We can say that the gravity on the Sun is 28 times that of the Earth and it can extend out up to two light years away. This indicates that the sun is producing gravity in a similar pattern to light waves. The graviton has an extremely small mass, so small that it can move through space at far distances and return to its original location.
It is a fact that the more mass an object has, the stronger its gravity will be. So given the Sun’s unusually huge mass, it also has an enormous amount of gravity.
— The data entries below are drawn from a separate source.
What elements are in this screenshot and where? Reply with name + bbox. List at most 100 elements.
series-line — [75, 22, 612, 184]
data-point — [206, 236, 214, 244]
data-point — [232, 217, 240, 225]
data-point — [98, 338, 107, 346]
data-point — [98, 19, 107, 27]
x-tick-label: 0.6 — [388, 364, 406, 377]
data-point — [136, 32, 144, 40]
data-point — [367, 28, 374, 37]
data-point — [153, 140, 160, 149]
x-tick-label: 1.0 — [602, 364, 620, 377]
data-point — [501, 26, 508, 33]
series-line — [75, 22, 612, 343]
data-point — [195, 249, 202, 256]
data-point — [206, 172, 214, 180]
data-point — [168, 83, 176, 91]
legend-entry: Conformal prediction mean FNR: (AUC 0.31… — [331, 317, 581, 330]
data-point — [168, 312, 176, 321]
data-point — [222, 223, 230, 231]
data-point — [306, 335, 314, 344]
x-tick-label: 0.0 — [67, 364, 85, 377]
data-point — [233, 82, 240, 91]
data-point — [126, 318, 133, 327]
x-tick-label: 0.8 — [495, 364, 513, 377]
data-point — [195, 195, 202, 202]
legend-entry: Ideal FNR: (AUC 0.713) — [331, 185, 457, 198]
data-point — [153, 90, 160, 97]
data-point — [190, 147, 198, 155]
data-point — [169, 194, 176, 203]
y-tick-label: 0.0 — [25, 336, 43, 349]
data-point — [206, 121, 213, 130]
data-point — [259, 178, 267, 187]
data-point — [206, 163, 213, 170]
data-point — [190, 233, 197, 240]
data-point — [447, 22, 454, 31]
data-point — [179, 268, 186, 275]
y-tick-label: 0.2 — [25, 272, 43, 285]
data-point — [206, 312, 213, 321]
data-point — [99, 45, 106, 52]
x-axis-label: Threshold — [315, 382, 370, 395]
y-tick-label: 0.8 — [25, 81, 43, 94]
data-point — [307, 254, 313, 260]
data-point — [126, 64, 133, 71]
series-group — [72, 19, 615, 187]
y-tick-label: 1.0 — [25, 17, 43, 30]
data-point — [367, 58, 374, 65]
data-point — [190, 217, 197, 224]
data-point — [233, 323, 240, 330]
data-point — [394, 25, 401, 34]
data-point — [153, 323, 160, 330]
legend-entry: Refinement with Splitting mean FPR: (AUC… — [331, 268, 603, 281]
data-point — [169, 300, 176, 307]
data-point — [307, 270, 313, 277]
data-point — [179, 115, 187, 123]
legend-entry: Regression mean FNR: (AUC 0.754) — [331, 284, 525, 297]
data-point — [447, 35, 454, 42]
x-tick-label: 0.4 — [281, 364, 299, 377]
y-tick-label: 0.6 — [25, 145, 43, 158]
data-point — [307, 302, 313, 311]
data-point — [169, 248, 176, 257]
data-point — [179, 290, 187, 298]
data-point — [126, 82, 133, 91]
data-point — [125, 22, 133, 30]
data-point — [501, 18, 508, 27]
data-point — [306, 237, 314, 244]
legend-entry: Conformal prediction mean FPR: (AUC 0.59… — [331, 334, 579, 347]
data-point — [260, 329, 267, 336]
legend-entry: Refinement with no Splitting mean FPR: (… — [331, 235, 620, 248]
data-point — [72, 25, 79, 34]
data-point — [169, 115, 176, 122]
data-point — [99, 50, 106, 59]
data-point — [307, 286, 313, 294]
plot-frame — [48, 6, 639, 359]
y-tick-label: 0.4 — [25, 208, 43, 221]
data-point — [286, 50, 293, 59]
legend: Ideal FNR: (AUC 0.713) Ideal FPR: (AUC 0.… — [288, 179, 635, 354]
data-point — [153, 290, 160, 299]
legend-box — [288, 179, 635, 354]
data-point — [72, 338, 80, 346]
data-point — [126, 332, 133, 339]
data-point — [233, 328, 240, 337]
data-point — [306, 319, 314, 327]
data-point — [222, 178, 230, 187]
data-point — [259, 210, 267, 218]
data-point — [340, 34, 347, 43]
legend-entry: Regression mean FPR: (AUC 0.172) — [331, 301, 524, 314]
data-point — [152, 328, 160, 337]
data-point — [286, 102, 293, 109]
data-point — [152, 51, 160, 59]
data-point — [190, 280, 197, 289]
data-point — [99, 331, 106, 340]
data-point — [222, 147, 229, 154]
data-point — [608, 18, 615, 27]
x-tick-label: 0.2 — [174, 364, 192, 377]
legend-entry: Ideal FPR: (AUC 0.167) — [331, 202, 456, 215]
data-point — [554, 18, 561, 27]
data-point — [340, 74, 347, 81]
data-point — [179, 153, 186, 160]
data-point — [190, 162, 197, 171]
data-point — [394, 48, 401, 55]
Here are the facts: the mass of the Sun is 333, 000 times bigger than the Earth’s mass. the mass of the Sun is 1,048 times more than the mass of planet Jupiter.
Thus, we can say that the ratio of earth's gravity to sun's gravity is 1/28.

 Hence the correct answer is option D.

 Note: We can know that about 1.3 million Earths could fit inside the sun. The mass of the sun is $1.989\text{ }\times \text{ }{{10}^{30}}$ kilograms, about 333,000 times the mass of the Earth. Because the Sun continues to 'burn' hydrogen into helium in its core, the core slowly collapses and heats up, causing the outer layers of the Sun to grow larger. It is a very gradual process, and in the last 4 billion years, the Sun has barely grown by perhaps 20 percent at most. The second way the Sun loses mass is through nuclear fusion. The Sun fuses hydrogen into helium in its core, producing its life-giving glow over billions of years. So the Sun loses about 5.5 million tonnes of mass every second, or about 174 trillion tonnes of mass every year.